Configure your OpenTelemetry Collector to export to the OSIS endpoint using SigV4 authentication:

extensions:
  sigv4auth:
    region: us-west-2
    service: osis

exporters:
  otlphttp/logs:
    logs_endpoint: ${OSIS_ENDPOINT}/obs-stack-observabilitystack/v1/logs
    auth: { authenticator: sigv4auth }
    compression: none
  otlphttp/traces:
    traces_endpoint: ${OSIS_ENDPOINT}/obs-stack-observabilitystack/v1/traces
    auth: { authenticator: sigv4auth }
    compression: none
  otlphttp/metrics:
    metrics_endpoint: ${OSIS_ENDPOINT}/obs-stack-observabilitystack/v1/metrics
    auth: { authenticator: sigv4auth }
    compression: none

The IAM principal sending data needs osis:Ingest permission on the pipeline ARN.

Demo Workload

When enableDemo: true, an EC2 instance launches running the OpenTelemetry Demo — a full e-commerce microservices app (~20 services) that generates realistic traces, logs, and metrics.
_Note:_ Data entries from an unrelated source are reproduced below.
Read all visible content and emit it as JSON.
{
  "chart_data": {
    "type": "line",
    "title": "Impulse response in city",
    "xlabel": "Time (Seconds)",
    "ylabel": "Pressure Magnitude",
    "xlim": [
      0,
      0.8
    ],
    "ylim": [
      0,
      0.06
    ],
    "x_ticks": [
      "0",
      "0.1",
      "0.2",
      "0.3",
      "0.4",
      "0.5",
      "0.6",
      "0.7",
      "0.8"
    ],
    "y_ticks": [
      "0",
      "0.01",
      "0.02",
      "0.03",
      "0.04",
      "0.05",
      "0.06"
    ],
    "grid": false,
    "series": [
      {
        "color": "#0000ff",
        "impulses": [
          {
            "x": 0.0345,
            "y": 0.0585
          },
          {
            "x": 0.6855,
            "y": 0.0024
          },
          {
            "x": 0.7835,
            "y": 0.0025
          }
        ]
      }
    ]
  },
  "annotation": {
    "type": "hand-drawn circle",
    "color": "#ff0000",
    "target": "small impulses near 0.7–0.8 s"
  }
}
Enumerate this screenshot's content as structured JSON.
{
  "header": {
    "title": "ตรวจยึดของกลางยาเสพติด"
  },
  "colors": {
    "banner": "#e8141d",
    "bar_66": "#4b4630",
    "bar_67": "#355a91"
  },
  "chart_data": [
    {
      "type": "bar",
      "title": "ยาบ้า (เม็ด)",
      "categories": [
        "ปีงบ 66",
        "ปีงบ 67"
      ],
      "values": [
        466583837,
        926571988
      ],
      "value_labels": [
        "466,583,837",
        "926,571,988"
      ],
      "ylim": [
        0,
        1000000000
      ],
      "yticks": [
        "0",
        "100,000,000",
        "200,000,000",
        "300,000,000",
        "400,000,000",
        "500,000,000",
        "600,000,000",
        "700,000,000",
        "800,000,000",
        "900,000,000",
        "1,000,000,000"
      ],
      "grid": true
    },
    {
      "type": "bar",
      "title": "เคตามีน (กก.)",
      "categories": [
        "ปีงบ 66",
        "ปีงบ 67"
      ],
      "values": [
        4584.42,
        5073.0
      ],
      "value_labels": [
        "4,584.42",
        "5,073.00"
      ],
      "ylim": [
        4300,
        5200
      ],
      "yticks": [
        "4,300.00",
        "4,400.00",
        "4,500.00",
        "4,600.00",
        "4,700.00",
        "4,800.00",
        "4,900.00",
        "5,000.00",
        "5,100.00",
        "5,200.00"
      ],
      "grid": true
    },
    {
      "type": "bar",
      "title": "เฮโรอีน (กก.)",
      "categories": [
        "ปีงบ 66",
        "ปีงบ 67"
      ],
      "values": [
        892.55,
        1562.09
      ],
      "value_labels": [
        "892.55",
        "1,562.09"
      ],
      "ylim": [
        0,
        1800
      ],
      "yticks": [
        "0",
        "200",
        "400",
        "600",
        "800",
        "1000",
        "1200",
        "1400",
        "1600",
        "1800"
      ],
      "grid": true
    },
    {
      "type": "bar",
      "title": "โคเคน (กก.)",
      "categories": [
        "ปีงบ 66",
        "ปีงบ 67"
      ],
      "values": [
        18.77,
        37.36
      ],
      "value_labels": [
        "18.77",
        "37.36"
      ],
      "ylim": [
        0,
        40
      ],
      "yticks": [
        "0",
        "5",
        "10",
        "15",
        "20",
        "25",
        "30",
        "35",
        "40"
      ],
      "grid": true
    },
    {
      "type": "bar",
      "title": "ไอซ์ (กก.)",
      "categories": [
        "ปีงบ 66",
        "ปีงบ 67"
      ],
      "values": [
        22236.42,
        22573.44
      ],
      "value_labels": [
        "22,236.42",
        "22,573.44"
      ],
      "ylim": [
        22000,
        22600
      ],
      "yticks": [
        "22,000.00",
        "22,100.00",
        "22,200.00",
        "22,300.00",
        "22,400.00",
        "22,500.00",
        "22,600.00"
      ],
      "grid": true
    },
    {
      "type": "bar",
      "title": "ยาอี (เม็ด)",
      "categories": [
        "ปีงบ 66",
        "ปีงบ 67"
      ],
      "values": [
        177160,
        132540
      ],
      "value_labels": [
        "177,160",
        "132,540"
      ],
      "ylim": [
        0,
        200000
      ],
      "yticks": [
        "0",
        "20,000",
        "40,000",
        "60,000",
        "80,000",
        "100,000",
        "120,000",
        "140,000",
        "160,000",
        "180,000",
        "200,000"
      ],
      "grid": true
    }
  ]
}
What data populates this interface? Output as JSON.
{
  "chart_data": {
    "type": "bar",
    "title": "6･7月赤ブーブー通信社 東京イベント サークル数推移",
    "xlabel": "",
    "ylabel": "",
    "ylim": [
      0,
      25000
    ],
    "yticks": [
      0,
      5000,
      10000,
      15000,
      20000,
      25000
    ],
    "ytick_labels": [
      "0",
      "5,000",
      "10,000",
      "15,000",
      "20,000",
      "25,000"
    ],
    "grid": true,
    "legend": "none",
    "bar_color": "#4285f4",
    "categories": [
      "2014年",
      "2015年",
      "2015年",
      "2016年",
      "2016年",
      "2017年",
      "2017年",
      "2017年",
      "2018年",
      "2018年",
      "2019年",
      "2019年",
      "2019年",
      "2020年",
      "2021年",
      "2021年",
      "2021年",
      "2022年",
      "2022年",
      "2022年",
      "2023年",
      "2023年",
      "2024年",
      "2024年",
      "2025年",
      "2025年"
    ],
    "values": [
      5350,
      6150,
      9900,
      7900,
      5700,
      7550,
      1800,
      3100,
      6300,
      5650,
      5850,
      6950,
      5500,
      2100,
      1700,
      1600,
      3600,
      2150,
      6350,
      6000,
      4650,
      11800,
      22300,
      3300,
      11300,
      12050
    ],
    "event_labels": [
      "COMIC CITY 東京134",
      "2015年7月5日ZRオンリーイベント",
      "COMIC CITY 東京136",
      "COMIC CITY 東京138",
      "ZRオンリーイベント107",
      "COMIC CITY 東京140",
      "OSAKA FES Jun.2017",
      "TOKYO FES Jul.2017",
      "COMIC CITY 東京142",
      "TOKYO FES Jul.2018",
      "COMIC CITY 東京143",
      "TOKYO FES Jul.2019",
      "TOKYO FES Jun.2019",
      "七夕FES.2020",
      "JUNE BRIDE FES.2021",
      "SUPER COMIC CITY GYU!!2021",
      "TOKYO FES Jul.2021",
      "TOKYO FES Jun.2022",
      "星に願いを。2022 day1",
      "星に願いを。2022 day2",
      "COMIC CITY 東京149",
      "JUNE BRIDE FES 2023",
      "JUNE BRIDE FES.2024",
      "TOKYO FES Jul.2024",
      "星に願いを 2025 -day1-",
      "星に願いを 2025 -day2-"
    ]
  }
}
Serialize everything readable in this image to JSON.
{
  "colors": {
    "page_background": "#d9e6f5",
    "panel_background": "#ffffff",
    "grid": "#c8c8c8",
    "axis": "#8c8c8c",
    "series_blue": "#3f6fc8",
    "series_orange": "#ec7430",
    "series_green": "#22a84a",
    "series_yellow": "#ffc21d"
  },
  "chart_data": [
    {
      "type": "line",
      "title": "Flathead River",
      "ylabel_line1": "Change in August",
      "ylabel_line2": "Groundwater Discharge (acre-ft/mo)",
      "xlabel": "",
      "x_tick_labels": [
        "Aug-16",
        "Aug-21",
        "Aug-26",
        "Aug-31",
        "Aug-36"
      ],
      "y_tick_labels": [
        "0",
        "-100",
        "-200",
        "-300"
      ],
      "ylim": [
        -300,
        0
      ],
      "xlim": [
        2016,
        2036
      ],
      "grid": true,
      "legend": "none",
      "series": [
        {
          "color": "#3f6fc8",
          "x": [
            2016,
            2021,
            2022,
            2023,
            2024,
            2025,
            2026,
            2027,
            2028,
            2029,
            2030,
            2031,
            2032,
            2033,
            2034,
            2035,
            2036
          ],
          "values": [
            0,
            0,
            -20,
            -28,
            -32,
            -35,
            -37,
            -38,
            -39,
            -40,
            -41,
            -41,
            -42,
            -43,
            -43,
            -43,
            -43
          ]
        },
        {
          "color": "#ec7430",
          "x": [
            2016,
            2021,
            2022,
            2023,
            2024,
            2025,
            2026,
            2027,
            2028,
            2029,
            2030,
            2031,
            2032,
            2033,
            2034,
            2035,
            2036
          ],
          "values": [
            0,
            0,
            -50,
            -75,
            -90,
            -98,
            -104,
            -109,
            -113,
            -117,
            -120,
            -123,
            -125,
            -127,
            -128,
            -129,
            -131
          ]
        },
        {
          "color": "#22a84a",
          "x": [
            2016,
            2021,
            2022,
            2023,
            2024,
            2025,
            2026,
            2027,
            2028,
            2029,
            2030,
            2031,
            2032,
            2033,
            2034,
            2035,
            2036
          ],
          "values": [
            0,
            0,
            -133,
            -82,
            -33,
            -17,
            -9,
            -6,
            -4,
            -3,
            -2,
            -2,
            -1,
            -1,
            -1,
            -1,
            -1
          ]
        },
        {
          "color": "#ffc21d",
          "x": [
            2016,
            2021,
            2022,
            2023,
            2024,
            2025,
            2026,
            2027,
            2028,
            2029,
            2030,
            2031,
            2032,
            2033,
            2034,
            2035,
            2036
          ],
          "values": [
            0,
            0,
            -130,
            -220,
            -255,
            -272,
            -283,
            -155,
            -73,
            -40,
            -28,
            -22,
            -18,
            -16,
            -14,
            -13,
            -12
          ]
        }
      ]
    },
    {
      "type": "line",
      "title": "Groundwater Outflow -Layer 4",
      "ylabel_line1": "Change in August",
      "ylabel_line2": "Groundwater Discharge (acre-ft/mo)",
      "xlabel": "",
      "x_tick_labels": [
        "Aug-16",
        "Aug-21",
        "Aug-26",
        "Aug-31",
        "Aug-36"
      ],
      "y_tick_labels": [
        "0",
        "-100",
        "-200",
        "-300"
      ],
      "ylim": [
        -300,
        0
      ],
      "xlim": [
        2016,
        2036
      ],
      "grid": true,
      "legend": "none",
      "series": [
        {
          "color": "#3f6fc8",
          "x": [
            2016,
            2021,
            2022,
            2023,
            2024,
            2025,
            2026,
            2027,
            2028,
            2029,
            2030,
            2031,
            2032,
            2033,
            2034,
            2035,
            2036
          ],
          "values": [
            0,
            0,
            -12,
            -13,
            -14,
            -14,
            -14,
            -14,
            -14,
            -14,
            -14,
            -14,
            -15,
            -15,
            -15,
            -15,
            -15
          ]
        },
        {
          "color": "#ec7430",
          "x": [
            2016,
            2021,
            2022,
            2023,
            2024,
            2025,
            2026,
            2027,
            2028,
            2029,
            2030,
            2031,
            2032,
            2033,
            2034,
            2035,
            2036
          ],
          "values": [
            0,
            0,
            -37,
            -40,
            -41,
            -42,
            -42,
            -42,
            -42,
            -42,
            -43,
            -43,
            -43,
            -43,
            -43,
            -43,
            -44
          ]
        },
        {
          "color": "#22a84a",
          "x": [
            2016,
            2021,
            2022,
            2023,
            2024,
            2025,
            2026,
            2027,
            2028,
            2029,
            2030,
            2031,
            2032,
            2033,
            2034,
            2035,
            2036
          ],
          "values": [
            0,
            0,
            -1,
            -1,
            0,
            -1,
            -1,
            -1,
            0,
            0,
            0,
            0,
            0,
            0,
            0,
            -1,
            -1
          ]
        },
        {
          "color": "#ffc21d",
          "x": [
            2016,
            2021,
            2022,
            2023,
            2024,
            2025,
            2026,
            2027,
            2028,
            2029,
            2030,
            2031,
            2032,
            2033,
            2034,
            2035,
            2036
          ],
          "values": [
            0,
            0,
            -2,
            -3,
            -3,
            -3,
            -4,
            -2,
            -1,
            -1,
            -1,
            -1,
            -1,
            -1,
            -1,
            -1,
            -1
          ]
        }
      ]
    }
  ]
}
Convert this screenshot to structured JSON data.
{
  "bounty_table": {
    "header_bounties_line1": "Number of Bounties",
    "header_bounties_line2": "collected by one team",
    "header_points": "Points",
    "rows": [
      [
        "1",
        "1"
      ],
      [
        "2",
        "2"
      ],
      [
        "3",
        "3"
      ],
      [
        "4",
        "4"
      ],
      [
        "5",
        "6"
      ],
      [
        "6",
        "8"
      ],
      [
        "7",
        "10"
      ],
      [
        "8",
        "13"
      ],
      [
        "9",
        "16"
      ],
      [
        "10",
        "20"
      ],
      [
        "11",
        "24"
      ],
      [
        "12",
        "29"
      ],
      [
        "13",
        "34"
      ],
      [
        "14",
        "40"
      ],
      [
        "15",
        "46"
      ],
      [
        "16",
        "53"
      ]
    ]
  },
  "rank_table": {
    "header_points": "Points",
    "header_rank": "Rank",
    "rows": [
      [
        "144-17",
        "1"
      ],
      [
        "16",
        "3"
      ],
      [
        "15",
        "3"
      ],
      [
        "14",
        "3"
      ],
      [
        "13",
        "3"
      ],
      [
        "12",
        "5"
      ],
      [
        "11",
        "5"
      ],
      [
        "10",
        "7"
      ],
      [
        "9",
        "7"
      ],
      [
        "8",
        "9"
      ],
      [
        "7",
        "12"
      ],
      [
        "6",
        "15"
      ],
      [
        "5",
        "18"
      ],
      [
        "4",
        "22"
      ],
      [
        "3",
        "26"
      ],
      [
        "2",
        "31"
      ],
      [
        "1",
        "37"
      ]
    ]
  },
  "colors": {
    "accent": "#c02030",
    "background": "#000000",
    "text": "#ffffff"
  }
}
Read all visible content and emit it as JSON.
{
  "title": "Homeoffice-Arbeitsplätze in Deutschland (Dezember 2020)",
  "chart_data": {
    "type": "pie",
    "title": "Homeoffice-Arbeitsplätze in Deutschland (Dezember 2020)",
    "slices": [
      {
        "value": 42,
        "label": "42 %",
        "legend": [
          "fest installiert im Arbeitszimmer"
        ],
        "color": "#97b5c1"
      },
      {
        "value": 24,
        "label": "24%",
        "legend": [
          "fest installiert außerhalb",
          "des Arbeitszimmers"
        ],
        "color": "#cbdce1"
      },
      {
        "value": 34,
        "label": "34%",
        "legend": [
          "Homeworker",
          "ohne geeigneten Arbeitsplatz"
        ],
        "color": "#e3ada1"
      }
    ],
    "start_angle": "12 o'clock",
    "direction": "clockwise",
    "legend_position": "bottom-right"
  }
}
Data flows through the OTel Collector → OSIS pipeline → OpenSearch + AMP.

Useful Commands

# Deploy both stacks
cdk deploy --all

# Deploy only the fast-iteration stack (after infra is up)
cdk deploy ObservabilityStack --exclusively

# View diff before deploying
cdk diff

# Destroy everything
cdk destroy --all

# Destroy only the app stack (keeps domain intact)
cdk destroy ObservabilityStack

Project Structure

aws/cdk/
├── bin/app.ts                          # Entry point — stack instantiation and config
├── lib/
│   ├── infra-stack.ts                  # OpenSearch domain, AMP, DQS data source
│   ├── observability-stack.ts          # FGAC, OSIS pipeline, Application, UI init
│   ├── opensearch.ts                   # Domain + secret + pipeline role construct
│   ├── prometheus.ts                   # AMP workspace + DQS data source construct
│   ├── ingestion-pipeline.ts           # OSIS pipeline construct
│   ├── opensearch-app.ts              # OpenSearch Application + UI init construct
│   └── demo-workload.ts               # EC2 instance with OTel Demo
├── custom-resources/
│   ├── fgac-mapping/index.ts           # FGAC Security API role mapping
│   ├── dqs-datasource/index.ts         # DQS Prometheus data source
│   ├── opensearch-app/index.ts         # OpenSearch Application lifecycle
│   └── ui-init/                        # Workspace, index patterns, dashboards
│       ├── index.ts
│       └── arch-image.mjs              # Architecture diagram (base64 PNG)
├── package.json
├── tsconfig.json
└── cdk.json

Tagging

All resources are tagged with observability-stack: <stack-name>, matching the CLI installer's tagging scheme. This allows the CLI's list and destroy commands to discover CDK-deployed stacks.